In some countries, especially in Europe and China, adverse weather events reduced the supply of resources like gas, driving up prices and adding to inflation.
The higher price of oil in global markets has also affected Australia, with petrol prices up by 24 per cent over the past year.
As life begins to return to normal, some believe the costs of goods will fall and inflation will moderate over the next 18 months, although this may depend on how employers react to staffing shortfalls and whether wages go up.
The RBA expects underlying inflation to continue rising but believes it will “only do so gradually”.
Mr Lowe said the latest data and forecasts do not warrant an increase in the cash rate next year.
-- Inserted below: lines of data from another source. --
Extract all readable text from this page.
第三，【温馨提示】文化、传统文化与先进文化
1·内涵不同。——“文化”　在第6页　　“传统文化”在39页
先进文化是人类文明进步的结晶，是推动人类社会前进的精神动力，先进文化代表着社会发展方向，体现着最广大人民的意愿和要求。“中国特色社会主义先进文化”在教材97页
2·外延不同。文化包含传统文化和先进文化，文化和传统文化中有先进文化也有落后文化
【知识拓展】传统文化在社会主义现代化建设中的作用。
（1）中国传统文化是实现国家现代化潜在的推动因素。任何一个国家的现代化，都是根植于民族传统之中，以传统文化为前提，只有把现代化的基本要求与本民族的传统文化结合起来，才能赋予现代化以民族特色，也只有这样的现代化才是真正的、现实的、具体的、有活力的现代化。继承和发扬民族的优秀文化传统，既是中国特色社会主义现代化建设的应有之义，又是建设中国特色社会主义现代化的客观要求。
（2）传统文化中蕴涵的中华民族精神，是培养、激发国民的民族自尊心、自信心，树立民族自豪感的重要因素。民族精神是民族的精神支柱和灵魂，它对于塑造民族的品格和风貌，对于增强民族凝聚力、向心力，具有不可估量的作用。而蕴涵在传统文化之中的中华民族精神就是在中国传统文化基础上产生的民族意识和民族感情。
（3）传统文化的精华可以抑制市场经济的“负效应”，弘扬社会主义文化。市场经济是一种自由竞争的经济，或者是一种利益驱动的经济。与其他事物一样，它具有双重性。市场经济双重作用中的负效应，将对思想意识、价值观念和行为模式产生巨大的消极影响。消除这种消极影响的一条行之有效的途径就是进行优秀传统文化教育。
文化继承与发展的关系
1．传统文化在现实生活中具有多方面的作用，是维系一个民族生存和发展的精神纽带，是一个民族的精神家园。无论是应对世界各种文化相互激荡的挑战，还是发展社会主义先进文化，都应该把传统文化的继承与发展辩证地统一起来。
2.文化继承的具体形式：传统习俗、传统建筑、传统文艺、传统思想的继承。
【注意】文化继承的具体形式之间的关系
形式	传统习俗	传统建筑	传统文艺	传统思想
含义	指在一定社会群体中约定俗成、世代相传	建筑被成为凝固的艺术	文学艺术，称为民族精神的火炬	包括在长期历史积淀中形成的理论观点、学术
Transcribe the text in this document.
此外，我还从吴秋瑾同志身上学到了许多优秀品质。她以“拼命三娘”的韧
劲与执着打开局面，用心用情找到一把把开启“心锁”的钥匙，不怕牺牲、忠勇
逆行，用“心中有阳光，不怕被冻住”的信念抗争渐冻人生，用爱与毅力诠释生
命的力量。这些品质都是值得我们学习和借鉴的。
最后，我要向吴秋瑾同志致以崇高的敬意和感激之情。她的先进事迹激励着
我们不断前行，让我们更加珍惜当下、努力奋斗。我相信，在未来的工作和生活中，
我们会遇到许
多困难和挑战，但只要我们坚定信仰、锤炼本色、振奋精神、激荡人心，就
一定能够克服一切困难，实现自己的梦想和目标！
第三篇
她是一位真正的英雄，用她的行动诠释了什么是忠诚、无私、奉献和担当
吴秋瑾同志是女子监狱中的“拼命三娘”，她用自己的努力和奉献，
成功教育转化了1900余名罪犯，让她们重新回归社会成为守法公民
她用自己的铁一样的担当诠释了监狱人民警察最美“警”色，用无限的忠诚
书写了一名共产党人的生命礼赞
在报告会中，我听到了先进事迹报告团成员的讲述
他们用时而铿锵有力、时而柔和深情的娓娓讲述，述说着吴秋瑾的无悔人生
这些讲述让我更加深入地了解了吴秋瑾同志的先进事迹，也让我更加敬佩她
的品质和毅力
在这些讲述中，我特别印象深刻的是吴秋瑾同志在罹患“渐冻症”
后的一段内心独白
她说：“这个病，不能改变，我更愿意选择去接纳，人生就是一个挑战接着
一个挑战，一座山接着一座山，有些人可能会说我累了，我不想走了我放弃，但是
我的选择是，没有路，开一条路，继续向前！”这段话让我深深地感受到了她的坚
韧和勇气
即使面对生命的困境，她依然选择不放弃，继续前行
“The economy and inflation would have to turn out very differently from our central scenario for the Board to consider an increase in interest rates next year,” he said.
The RBA has said it will not increase the cash rate until inflation is “sustainably in the target range”, something Mr Lowe said was hard to define precisely.
“We want to see underlying inflation well within the 2–3 per cent range and have a reasonable degree of confidence that it will not fall back again,” he said.
At the moment the RBA expects underlying inflation to be 2.25 per cent over 2022 and 2.5 per cent over 2023.
Wages growth will also be a factor and Mr Lowe believes it would need to be growing at 3 per cent to sustain the target inflation range.
So far the RBA is forecasting the Wage Price Index to increase by 2.5 per cent over 2022 and 3 per cent over 2023.